The authors then looked at the specific mechanism by which LL37 activates pDCs. Since pDCs can sense nucleic acids and the structure of LL37 has the potential to bind DNA, the authors speculate that LL37 activation of pDCs is associated with self-DNA. The authors removed DNA from the culture medium and found a decrease in IFN-α secretion, suggesting that LL37 may be associated with DNA in dead cells. In addition, elevated IFN-α expression was found by mixing human DNA with LL37, indicating that LL37 converts self-DNA into a factor that activates pDCs.
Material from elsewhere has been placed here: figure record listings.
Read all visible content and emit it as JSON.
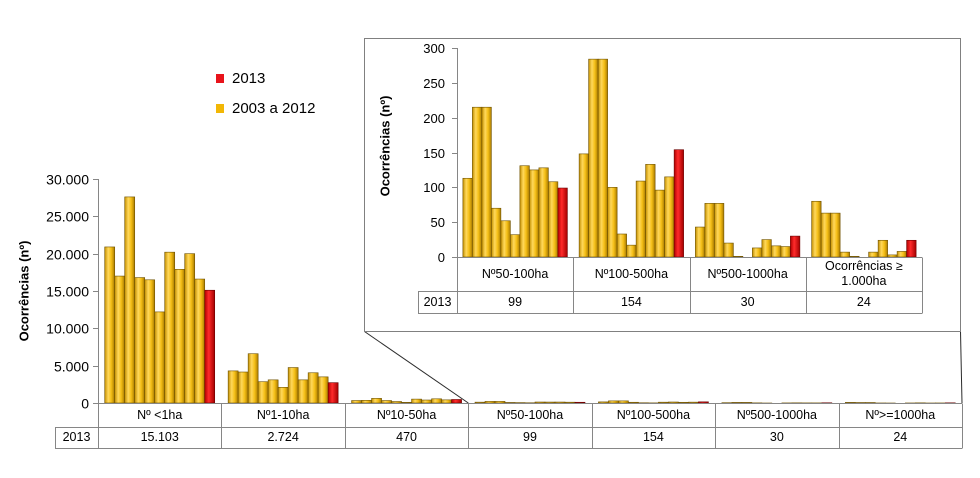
{
  "chart_data": [
    {
      "type": "bar",
      "ylabel": "Ocorrências (nº)",
      "ylim": [
        0,
        30000
      ],
      "yticks": [
        0,
        5000,
        10000,
        15000,
        20000,
        25000,
        30000
      ],
      "ytick_labels": [
        "0",
        "5.000",
        "10.000",
        "15.000",
        "20.000",
        "25.000",
        "30.000"
      ],
      "categories": [
        "Nº <1ha",
        "Nº1-10ha",
        "Nº10-50ha",
        "Nº50-100ha",
        "Nº100-500ha",
        "Nº500-1000ha",
        "Nº>=1000ha"
      ],
      "series": [
        {
          "name": "2003 a 2012",
          "color": "#f2b705",
          "values": [
            [
              20900,
              17000,
              27600,
              16800,
              16500,
              12200,
              20200,
              17900,
              20000,
              16600
            ],
            [
              4300,
              4150,
              6600,
              2850,
              3100,
              2100,
              4750,
              3100,
              4050,
              3500
            ],
            [
              330,
              360,
              620,
              330,
              200,
              90,
              520,
              400,
              560,
              420
            ],
            [
              113,
              215,
              215,
              70,
              52,
              32,
              131,
              125,
              128,
              108
            ],
            [
              148,
              284,
              284,
              100,
              33,
              17,
              109,
              133,
              96,
              115
            ],
            [
              43,
              77,
              77,
              20,
              1,
              0,
              13,
              25,
              16,
              15
            ],
            [
              80,
              63,
              63,
              7,
              1,
              0,
              7,
              24,
              3,
              8
            ]
          ]
        },
        {
          "name": "2013",
          "color": "#e8131b",
          "values": [
            15103,
            2724,
            470,
            99,
            154,
            30,
            24
          ]
        }
      ],
      "data_table": {
        "row_label": "2013",
        "values": [
          "15.103",
          "2.724",
          "470",
          "99",
          "154",
          "30",
          "24"
        ]
      },
      "legend_position": "top-left",
      "grid": false
    },
    {
      "type": "bar",
      "ylabel": "Ocorrências (nº)",
      "ylim": [
        0,
        300
      ],
      "yticks": [
        0,
        50,
        100,
        150,
        200,
        250,
        300
      ],
      "ytick_labels": [
        "0",
        "50",
        "100",
        "150",
        "200",
        "250",
        "300"
      ],
      "categories": [
        "Nº50-100ha",
        "Nº100-500ha",
        "Nº500-1000ha",
        "Ocorrências ≥ 1.000ha"
      ],
      "series": [
        {
          "color": "#f2b705",
          "values": [
            [
              113,
              215,
              215,
              70,
              52,
              32,
              131,
              125,
              128,
              108
            ],
            [
              148,
              284,
              284,
              100,
              33,
              17,
              109,
              133,
              96,
              115
            ],
            [
              43,
              77,
              77,
              20,
              1,
              0,
              13,
              25,
              16,
              15
            ],
            [
              80,
              63,
              63,
              7,
              1,
              0,
              7,
              24,
              3,
              8
            ]
          ]
        },
        {
          "color": "#e8131b",
          "values": [
            99,
            154,
            30,
            24
          ]
        }
      ],
      "data_table": {
        "row_label": "2013",
        "values": [
          "99",
          "154",
          "30",
          "24"
        ]
      },
      "grid": false
    }
  ]
}
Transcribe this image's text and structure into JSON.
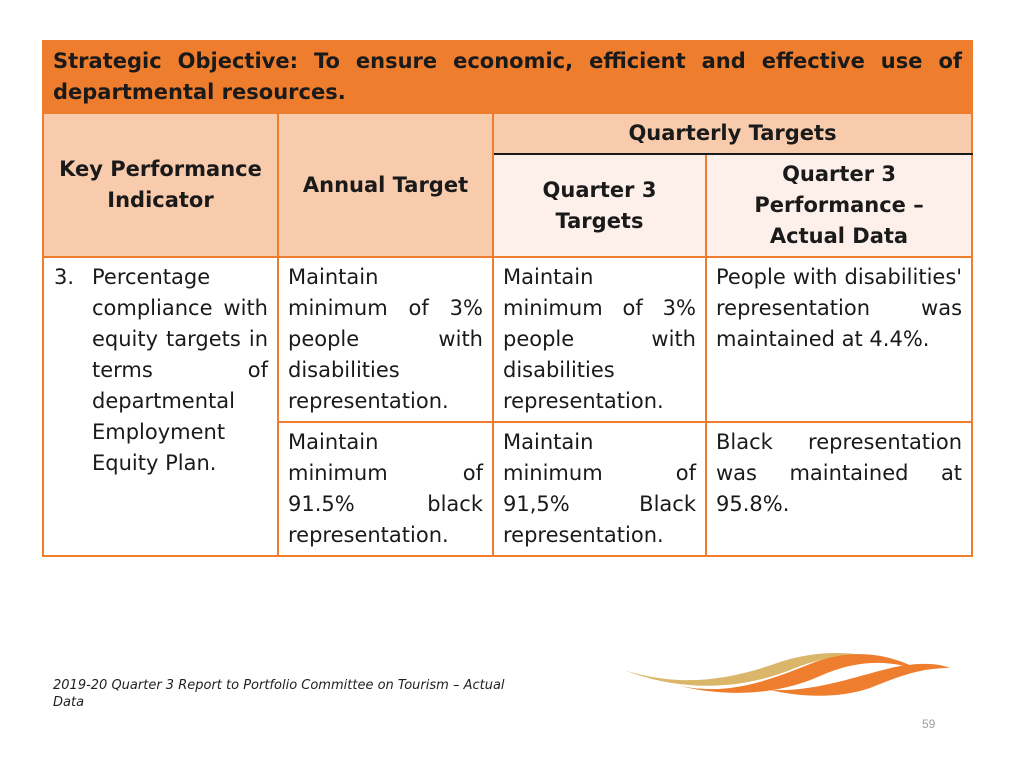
{
  "objective": "Strategic Objective: To ensure economic, efficient and effective use of departmental resources.",
  "headers": {
    "kpi": "Key Performance Indicator",
    "annual": "Annual Target",
    "quarterly": "Quarterly Targets",
    "q3_targets": "Quarter 3 Targets",
    "q3_actual": "Quarter 3 Performance – Actual Data"
  },
  "kpi": {
    "number": "3.",
    "text": "Percentage compliance with equity targets in terms of departmental Employment Equity Plan."
  },
  "rows": [
    {
      "annual": "Maintain minimum of 3% people with disabilities representation.",
      "q3_target": "Maintain minimum of 3% people with disabilities representation.",
      "actual": "People with disabilities' representation was maintained at 4.4%."
    },
    {
      "annual": "Maintain minimum of 91.5% black representation.",
      "q3_target": "Maintain minimum of 91,5% Black representation.",
      "actual": "Black representation was maintained at 95.8%."
    }
  ],
  "footer": "2019-20 Quarter 3 Report to Portfolio Committee on Tourism  – Actual Data",
  "page_number": "59",
  "colors": {
    "accent": "#ef7d2e",
    "header_fill": "#f8cbad",
    "subheader_fill": "#fdf0ea",
    "logo_gold": "#d9b66a"
  }
}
The mixture of LL37 and DNA was analyzed by HPLC method and it was found that LL37 could bind to DNA to form a condensed complex. In addition, atomic force microscopy also revealed the presence of prominent nodes in the mixture of LL37 and DNA, which is not present in single DNA.
They then investigated whether the LL37-DNA complex could induce TLR9. They found that IFN-α levels decreased after treatment with chloroquine, which can inhibit TLR signaling. In addition, treatment of pDCs with the TLR9 inhibitor ODN-TTAGGG reduced IFN-α levels. Furthermore, the LL37-DNA complex could increase the expression of TLR9 compared to DNA alone. All these results suggest that the LL37-DNA complex can activate pDCs through TLR9.
TLR9 is located intracellularly in pDCs, thus preventing pDCs from recognizing self-DNA. The authors found that the mixing of LL37 with human DNA increased the fluorescence intensity of DNA in pDCs by staining localization. In addition, confocal microscopy revealed that the LL37-DNA mixture appeared on the inner side of the membrane of pDCs. These results suggest that LL37 allows self-DNA to enter the interior of pDCs.
Previous studies found that IFN-α synthesis occurs in early endosomes and IL-6 and TNF-α secretion occurs in late endosomes. The authors found that the LL37-DNA complex induced IFN-α secretion but not IL-6 and TNF-α, speculating that LL37-DNA plays a role in early nuclear endosomes. The authors then used confocal microscopy to find that LL37 could retain self-DNA in early endosomes but not in late endosomes. This suggests that LL37 can keep TLR9 activated by retaining DNA in early nuclear endosomes, leading to continued secretion of IFN and ultimately to persistent lesions in psoriasis.
In summary, this article identifies a specific mechanism for self-DNA recognition by pDCs in psoriasis. LL37 forms a complex by binding self-DNA, translocates to pDCs intracellularly to activate TLR9, and retains DNA in early endosomes for sustained IFN secretion leading to psoriasis development. This specific mechanistic study identified LL37, a target of psoriasis, which offers the possibility of developing LL37 inhibitors for the treatment of psoriasis and also provides a reference for other autoimmune disease mechanism studies.